All beans will use the default connector on socket://${jboss.bind.address}:3873, unless they are configured with the @org.jboss.annotation.ejb.RemoteBinding annotation.

 

@RemoteBinding(clientBindUrl="sslsocket://0.0.0.0:3843", jndiBinding="StatefulSSL"),
   @Remote(BusinessInterface.class)
   public class StatefulBean implements BusinessInterface
   {
      ...
   }

 More information is here.

 

Web Container: SSL Connector

JBossWeb is the name of the web container integrated in JBoss EAP. It is based on Apache Tomcat. To configure web applications to use HTTPS (SSL/TLS), you need to configure a tomcat connector as described in the Tomcat SSL Documentation.

 

Single Sign On (SSO) with Kerberos

JBoss EAP 5.x supports SPNego for Web Applications. This is a feature that enables web applications to have desktop SSO.  If an user logs into a Windows or a Linux desktop that is governed by a Kerberos based Domain Controller (Example would be Microsoft Active Directory), then the web applications hosted on JBoss EAP can have SSO.

 

Installation steps include the following:

• Configure a security domain for JBoss EAP.
• Configure a SPNEGO Tomcat Authenticator.
• Configure the web applications to use the SPNego Authenticator and security domain.

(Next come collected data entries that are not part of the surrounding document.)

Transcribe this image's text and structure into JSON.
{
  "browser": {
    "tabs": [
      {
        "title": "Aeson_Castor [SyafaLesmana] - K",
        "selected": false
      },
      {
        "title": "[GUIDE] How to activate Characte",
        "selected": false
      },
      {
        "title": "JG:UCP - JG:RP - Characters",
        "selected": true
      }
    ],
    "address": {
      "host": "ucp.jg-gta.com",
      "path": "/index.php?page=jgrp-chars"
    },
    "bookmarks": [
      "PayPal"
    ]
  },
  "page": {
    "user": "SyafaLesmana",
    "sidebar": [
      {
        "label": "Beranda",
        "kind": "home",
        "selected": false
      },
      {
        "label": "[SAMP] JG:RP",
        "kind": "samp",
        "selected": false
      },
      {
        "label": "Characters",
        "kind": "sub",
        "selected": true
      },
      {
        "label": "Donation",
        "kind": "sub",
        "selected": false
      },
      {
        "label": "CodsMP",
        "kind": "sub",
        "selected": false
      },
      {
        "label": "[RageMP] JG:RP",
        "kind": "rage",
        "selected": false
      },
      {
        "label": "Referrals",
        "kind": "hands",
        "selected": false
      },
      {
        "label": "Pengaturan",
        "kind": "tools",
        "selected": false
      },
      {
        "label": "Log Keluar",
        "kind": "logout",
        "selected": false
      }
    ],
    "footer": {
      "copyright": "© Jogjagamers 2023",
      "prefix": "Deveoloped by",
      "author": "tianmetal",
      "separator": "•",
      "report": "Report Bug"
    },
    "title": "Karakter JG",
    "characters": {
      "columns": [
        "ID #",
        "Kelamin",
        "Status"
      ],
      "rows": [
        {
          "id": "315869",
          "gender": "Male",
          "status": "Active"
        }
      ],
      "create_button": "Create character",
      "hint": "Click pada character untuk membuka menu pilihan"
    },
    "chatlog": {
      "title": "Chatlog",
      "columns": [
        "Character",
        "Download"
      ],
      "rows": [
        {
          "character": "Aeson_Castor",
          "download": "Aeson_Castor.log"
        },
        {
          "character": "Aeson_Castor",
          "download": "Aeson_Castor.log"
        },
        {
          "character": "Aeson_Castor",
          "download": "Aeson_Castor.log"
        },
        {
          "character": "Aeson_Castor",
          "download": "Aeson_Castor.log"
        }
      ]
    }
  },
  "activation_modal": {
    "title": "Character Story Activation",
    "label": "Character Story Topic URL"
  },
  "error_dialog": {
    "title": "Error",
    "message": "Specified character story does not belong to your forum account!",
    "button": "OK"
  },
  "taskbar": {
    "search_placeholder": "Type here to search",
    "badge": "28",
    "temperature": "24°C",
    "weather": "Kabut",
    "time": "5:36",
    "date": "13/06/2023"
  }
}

To configure the negotiation feature, users can download the negotiation toolkit for JBossNegotiation from Wiki  (The Toolkit is packaged as part of the negotiation releases). The toolkit is a set of servlets that can help in the configuration of negotiation feature.

 

 

Information on configuring Negotiation on JBoss EAP running on a windows server in a domain with Active Directory is described here in detail.